The relatively small turbine inlet flow passage is situated adjacent to the turbine rotor shaft bearing arrangement and to the shaft of the exhaust-gas turbine which rotationally fixedly couples the turbine wheel to the compressor wheel. Accordingly, the relatively large turbine inlet flow passage is situated at a greater distance from the shaft, which, on account of flow-related processes, brings about efficiency advantages in the relatively large turbine inlet flow passage which are effective in particular in the upper load and rotational speed range of the internal combustion engine. A recirculation line branches off the exhaust line which supplies the relatively small turbine inlet flow passage. The recirculation line is part of an exhaust-gas recirculation device, by means of which, for NO_x reduction, a partial exhaust gas mass flow is re-circulated into the intake tract in the lower engine load and rotational speed range.

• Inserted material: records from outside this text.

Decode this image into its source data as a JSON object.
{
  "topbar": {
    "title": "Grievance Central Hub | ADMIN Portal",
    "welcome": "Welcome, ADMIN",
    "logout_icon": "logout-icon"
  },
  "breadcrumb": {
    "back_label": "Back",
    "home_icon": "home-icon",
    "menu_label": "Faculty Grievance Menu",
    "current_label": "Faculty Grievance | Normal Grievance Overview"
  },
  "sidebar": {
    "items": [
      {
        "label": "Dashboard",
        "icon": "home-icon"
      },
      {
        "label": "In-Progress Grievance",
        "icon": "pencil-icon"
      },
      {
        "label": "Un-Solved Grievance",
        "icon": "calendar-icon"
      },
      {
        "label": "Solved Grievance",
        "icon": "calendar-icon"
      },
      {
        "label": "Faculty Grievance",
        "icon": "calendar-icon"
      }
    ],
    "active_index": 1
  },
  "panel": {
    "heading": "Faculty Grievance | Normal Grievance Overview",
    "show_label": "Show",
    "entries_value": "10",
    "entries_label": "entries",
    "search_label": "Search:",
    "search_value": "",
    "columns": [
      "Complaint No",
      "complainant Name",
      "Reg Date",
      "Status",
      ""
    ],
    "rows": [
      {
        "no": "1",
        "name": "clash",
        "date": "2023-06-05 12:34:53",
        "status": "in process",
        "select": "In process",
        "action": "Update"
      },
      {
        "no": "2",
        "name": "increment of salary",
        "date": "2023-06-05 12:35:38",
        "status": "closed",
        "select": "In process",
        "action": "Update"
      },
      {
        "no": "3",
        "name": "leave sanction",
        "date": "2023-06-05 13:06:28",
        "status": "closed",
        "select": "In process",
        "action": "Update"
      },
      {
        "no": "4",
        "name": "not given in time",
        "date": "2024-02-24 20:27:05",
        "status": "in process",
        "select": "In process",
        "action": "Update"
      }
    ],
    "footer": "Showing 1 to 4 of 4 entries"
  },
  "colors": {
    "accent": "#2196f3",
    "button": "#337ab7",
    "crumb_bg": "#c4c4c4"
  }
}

It is the principal object of the present invention to provide an exhaust-gas turbocharger in an internal combustion engine, in which, with simple design measures, the efficiency at low engine loads and rotational speeds is improved. In particular, in connection with an internal combustion engine which is fitted with an exhaust-gas recirculation device, a high exhaust-gas recirculation rate with high efficiency of the turbine is achieved by means of the exhaust-gas turbine.

SUMMARY OF THE INVENTION

In an exhaust-gas turbocharger of an internal combustion engine including an exhaust-gas turbine coupled to a compressor by a shaft and having a relatively large and a relatively small turbine inlet flow passage, the relatively large turbine inlet flow passage is arranged adjacent to the shaft and the relatively small turbine inlet flow passage facing away from the shaft and a switching device is provided via which the exhaust gas of all the cylinders can be selectively supplied either to the small or to the large or to both of the turbine inlet flow passages. Furthermore, an exhaust gas recirculation line is in communication with the exhaust gas line section leading to the relatively small turbine inlet flow passage for re-circulating exhaust gas to the engine intake tract.

It is possible, by means of the switching device upstream of the turbine wheel, for the exhaust gas of all the cylinders to be selectively supplied either to the small or to the large turbine flow.

With the arrangement of the relatively small turbine inlet flow passage at a distance from the bearing arrangement or the shaft of the exhaust-gas turbocharger, favorable flow conditions with improved turbine efficiency prevail in the turbine inlet flow passage. Since it is possible by means of the upstream switching device to direct the exhaust gas flow of all the cylinders, in an advantageous switching position, to the relatively small turbine flow passage, it is possible to generate high exhaust-gas back pressures in the relatively small turbine flow and in the exhaust line which supplies said turbine flow with simultaneously good efficiency. As a result, it is possible to provide for exhaust-gas re-circulation also in the middle engine speed range and even at high engine loads. On account of the improved turbine efficiency, the turbine performance is simultaneously increased, such that also more air is fed by the compressor to the engine, which leads to an increase in the air ratio value λ and results in improved emissions behavior.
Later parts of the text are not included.